US pressure is weakening a proposal to curb world greenhouse gas emissions and reduce global warming that is to be discussed next week at the Group of Eight summit next month in Scotland, he Washington Post said.
Negotiators in the past month have agreed to delete language in the summit's final statement that details the mechanism of global warming, sets ambitious targets to cut carbon dioxide emissions and stricter environmental standards in World Bank-funded power projects, according to documents obtained by the newspaper.
The US will just not budge. We'd rather not have a deal than have a deal that lets George Bush off the hook.
World Wildlife Fund
One of the world's biggest contributors to global warming, the United States has striven to edit US government and international reports on the threat of climate change in support of its contention that mandatory carbon dioxide cuts are unnecessary.
Only last week, The New York Times reported that a former top White House advisor on environmental issues had watered down dire climate change warnings in US government reports -- the official has since taken a job with oil giant ExxonMobil Corp.
The so-called Kyoto Protocol, the first-ever international law on global warming, requires industrialized nations that have ratified it to slash emissions of greenhouse gas.
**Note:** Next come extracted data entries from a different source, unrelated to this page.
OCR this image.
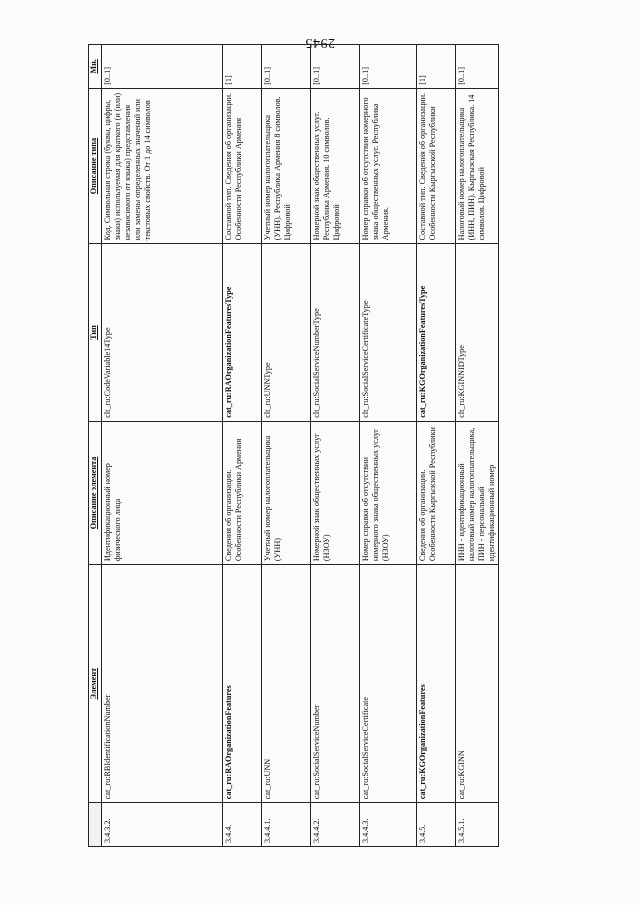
2945
	Элемент	Описание элемента	Тип	Описание типа	Мн.
3.4.3.2.	cat_ru:RBIdentificationNumber	Идентификационный номер физического лица	clt_ru:CodeVariable14Type	Код. Символьная строка (буквы, цифры, знаки) используемая для краткого (и (или) независимого от языка) представления или замены определенных значений или текстовых свойств. От 1 до 14 символов	[0..1]
3.4.4.	cat_ru:RAOrganizationFeatures	Сведения об организации. Особенности Республики Армения	cat_ru:RAOrganizationFeaturesType	Составной тип. Сведения об организации. Особенности Республики Армения	[1]
3.4.4.1.	cat_ru:UNN	Учетный номер налогоплательщика (УНН)	clt_ru:UNNType	Учетный номер налогоплательщика (УНН). Республика Армения 8 символов. Цифровой	[0..1]
3.4.4.2.	cat_ru:SocialServiceNumber	Номерной знак общественных услуг (НЗОУ)	clt_ru:SocialServiceNumberType	Номерной знак общественных услуг. Республика Армения. 10 символов. Цифровой	[0..1]
3.4.4.3.	cat_ru:SocialServiceCertificate	Номер справки об отсутствии номерного знака общественных услуг (НЗОУ)	clt_ru:SocialServiceCertificateType	Номер справки об отсутствии номерного знака общественных услуг. Республика Армения.	[0..1]
3.4.5.	cat_ru:KGOrganizationFeatures	Сведения об организации. Особенности Кыргызской Республики	cat_ru:KGOrganizationFeaturesType	Составной тип. Сведения об организации. Особенности Кыргызской Республики	[1]
3.4.5.1.	cat_ru:KGINN	ИНН - идентификационный налоговый номер налогоплательщика, ПИН - персональный идентификационный номер	clt_ru:KGINNIDType	Налоговый номер налогоплательщика (ИНН, ПИН). Кыргызская Республика. 14 символов. Цифровой	[0..1]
But the United States and Australia have refused to ratify the 1997 treaty.
Although the scientific evidence is not conclusive, a growing number of scientists concur that man-made carbon dioxide is the chief contributor to a confirmed rise in the Earth's temperature in the past century.
The Washington Post gave an example of US-instigated changes in the G8 final statement on the environment: a section initially cited "increasingly compelling evidence of climate change, including rising ocean and atmospheric temperatures, retreating ice sheets and glaciers, rising sea levels, and changes to ecosystems."
It added: "Inertia in the climate system means that further warming is inevitable. Unless urgent action is taken, there will be a growing risk of adverse effects on economic development, human health and the natural environment, and of irreversible long-term changes to our climate and oceans."
Instead, the daily said, US negotiators substituted a sentence that reads, "Climate change is a serious long term challenge that has the potential to affect every part of the globe."
The head of the Council on Environmental Quality told the daily that the deletions had to be viewed "in context," adding that there was a "strong consensus about a shared commitment to practical action."
Environmentalists and opposition Democrats were more critical.
US Senator and former presidential candidate John Kerry told the daily: "The administration is pursuing a dangerous 'ostrich' policy: put your head in the sand and pretend nothing's happening."
Some experts are recommending that seven other members of the G-8 -- Britain, Japan, France, Germany, Italy, Canada and Russia -- adopt their own global warming plan rather than accept the watered-down statement.
"The US will just not budge," said Hans Verolme, director of the World Wildlife Fund's US climate change program. "We'd rather not have a deal than have a deal that lets George Bush off the hook."
The British government is hosting the G8 summit in Gleneagles, Scotland from July 6-8.